In principle yes, but practically there was a leader that sets up LDT descriptor for TLS (or whatever, I never looked further) and which then rforks to create threads. So it is enough that the initial set up of LDT is visible, for practical case of rfork(RFMEM)+LDT. Having it working up as opposed to the down case I described, is probably not required and would cause too much complications.

So might be, the better solution is to check for p_md->md_ldt != NULL before calling set_user_ldt? The pointer cannot change back for the running process.

This is not really equivalent in the (very contrived) case where process A forks process B, both sharing an address space, and both processes set an LDT independently. I'm sure this is not important, but it seems strange to permit one process to force an LDT reload in another when the LDT is not in fact shared.

We could perhaps require that orig->p_md_md_ldt == target->p_md->md_ldt in the rendezvous operation. I suspect that this is the solution for i386.

What would be orig, the remote process that initiated the rendezvous for LDT reload? I think this is fine, if redundant. The excess reload should be innocent, after the check for md_ldt is added.

In D30685#689474, @kib wrote:

In D30685#689462, @markj wrote:

In D30685#689430, @kib wrote:

So what specifically the problem is? That the process might be forced to execute set_user_ldt() while md_ldt is actually still being set up?

Sorry for not explaining further.
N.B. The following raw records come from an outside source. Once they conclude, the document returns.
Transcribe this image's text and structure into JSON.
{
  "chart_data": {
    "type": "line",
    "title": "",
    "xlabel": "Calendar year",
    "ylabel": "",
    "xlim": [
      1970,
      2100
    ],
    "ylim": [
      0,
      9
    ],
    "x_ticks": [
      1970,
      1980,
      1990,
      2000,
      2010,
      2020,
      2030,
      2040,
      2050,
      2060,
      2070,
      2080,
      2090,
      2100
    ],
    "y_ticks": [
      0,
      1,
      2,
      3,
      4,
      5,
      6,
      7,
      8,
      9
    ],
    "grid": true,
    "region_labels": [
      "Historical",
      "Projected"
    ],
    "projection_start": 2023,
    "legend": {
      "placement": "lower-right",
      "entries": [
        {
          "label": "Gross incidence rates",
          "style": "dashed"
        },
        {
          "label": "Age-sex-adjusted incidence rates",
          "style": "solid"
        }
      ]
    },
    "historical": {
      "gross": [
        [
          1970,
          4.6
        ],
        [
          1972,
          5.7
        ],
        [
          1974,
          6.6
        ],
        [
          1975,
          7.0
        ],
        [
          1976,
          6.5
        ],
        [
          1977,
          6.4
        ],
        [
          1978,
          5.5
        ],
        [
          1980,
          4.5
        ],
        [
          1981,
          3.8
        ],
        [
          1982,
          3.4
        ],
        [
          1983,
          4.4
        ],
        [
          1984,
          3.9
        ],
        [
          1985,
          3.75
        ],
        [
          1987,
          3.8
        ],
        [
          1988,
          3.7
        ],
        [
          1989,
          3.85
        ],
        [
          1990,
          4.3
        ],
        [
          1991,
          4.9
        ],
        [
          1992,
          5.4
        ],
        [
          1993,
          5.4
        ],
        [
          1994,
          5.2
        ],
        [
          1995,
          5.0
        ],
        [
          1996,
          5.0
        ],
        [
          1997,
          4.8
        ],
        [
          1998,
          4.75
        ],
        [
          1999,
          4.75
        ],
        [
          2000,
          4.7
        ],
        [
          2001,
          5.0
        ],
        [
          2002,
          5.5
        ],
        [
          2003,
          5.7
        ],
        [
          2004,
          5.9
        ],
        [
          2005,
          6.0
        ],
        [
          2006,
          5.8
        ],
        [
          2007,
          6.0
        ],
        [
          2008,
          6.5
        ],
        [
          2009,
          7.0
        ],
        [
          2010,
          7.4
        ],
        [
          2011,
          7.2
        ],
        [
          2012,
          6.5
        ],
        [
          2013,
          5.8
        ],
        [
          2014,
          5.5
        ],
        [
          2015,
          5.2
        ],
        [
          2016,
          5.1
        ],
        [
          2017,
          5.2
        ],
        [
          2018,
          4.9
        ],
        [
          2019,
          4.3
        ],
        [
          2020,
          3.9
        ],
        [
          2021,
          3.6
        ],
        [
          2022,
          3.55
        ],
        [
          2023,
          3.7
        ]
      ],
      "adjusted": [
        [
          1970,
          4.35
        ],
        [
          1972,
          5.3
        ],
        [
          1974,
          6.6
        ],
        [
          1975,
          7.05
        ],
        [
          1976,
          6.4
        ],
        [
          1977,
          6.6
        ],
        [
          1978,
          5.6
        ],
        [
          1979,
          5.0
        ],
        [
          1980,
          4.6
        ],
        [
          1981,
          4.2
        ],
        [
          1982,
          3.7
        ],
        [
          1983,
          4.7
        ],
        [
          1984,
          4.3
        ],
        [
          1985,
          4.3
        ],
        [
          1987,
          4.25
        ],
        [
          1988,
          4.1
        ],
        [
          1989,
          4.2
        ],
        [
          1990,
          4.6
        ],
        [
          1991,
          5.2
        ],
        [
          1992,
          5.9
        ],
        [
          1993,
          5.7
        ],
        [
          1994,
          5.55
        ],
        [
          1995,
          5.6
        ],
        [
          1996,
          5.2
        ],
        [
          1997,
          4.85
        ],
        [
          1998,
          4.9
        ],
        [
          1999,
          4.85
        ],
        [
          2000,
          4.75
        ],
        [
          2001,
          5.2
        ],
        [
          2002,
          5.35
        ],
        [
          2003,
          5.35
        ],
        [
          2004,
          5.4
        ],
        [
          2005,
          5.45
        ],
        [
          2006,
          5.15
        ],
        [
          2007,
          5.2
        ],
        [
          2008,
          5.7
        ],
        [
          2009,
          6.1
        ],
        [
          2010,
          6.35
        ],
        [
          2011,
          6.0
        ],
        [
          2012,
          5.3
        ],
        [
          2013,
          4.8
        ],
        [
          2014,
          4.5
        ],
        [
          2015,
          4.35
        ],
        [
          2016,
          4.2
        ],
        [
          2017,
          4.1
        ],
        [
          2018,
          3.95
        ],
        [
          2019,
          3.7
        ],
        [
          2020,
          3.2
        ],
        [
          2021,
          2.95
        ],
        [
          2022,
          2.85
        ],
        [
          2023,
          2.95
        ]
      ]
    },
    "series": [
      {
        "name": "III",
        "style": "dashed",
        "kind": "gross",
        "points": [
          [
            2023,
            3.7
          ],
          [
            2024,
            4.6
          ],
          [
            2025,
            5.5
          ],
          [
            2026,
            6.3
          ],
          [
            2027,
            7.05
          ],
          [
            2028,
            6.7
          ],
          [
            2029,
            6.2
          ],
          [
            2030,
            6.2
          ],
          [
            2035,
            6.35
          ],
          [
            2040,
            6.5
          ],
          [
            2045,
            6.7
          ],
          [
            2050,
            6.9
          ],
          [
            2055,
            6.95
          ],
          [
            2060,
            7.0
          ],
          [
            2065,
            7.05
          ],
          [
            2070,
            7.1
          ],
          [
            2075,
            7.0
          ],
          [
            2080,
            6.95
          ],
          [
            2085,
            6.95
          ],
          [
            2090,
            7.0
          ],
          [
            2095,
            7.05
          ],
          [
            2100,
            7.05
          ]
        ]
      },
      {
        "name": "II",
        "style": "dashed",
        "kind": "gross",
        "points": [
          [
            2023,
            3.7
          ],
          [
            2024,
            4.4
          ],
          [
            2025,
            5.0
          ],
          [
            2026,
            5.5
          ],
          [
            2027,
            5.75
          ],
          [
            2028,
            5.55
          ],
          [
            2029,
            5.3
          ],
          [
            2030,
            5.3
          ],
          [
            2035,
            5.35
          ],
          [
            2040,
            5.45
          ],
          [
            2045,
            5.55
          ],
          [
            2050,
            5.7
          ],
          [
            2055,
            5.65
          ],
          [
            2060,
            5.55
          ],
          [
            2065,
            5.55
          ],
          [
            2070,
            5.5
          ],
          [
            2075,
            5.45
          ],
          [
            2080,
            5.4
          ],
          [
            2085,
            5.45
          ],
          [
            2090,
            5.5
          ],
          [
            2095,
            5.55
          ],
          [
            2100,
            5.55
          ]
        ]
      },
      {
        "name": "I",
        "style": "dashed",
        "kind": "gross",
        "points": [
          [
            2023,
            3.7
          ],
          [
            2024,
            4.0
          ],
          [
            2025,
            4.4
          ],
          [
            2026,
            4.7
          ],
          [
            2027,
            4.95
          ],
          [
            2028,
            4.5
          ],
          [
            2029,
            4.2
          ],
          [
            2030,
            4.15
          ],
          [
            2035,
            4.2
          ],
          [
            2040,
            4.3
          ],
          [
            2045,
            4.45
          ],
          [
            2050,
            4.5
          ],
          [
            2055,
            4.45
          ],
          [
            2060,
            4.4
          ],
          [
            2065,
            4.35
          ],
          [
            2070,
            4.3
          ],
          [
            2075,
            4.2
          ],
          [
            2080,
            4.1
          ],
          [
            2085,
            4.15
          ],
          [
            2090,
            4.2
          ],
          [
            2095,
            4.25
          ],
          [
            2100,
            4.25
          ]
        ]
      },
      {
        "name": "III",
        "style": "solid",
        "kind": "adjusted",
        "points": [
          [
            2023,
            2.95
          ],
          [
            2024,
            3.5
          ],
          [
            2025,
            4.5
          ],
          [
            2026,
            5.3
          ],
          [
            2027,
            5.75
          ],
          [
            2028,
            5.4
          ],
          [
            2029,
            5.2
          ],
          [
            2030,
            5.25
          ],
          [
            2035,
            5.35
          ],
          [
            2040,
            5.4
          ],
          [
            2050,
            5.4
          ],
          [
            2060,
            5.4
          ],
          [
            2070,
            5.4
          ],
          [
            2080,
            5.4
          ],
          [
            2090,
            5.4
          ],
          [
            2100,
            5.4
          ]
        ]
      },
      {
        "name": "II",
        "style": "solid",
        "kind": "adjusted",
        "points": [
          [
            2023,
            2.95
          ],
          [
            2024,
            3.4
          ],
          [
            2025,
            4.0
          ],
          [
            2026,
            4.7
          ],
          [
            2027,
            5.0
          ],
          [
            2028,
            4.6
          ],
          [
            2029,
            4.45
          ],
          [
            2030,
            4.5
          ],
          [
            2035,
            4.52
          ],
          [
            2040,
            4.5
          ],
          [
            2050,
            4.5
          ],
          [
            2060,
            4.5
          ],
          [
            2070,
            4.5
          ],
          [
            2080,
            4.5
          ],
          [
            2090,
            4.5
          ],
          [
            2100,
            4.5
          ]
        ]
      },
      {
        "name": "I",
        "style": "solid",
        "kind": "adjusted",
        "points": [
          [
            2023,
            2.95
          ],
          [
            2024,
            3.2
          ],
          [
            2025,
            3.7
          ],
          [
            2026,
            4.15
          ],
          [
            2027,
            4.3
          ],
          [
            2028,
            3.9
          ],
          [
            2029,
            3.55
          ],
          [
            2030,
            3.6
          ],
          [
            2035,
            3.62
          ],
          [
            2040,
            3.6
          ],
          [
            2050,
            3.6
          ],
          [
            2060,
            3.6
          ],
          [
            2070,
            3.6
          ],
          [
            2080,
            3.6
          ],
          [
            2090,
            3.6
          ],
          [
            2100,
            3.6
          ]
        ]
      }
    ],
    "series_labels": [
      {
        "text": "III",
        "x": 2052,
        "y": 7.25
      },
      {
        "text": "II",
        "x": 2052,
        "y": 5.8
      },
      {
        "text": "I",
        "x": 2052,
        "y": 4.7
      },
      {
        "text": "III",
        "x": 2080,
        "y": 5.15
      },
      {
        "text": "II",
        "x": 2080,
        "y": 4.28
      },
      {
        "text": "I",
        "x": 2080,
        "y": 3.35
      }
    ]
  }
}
The problem is that set_user_ldt() may populate the LDT entry of the GDT with zeroes, and the subsequent lldt instruction raises #GP because the segment descriptor is not valid (I think because the descriptor type is wrong).

Ah, md_ldt_sd is zero, right. So yes I think the solution is to read md_ldt and only do something if md_ldt != NULL. But the read of md_ldt should have acq semantic to pair with fence_rel() in user_ldt_alloc().

Why does it use fence_rel() instead of a release store?

I believe that the initial model _was supposed_ to be that LDT pairs with the vmspace and not process. This (was) esp. important for Linuxthreads, where several processes shared address space but were represented as threads from the userspace library. And this is confirmed by the still present code to reference parent LDT into child on cpu_fork.

So does this mean that any change to the LDT must be shared among all sharing processes, regardless of their parent/child relationship?

In principle yes, but practically there was a leader that sets up LDT descriptor for TLS (or whatever, I never looked further) and which then rforks to create threads. So it is enough that the initial set up of LDT is visible, for practical case of rfork(RFMEM)+LDT. Having it working up as opposed to the down case I described, is probably not required and would cause too much complications.

So might be, the better solution is to check for p_md->md_ldt != NULL before calling set_user_ldt? The pointer cannot change back for the running process.

This is not really equivalent in the (very contrived) case where process A forks process B, both sharing an address space, and both processes set an LDT independently. I'm sure this is not important, but it seems strange to permit one process to force an LDT reload in another when the LDT is not in fact shared.

We could perhaps require that orig->p_md_md_ldt == target->p_md->md_ldt in the rendezvous operation. I suspect that this is the solution for i386.

What would be orig, the remote process that initiated the rendezvous for LDT reload? I think this is fine, if redundant. The excess reload should be innocent, after the check for md_ldt is added.

Right. I think it is slightly preferable to be precise there even if it's harmless in practice.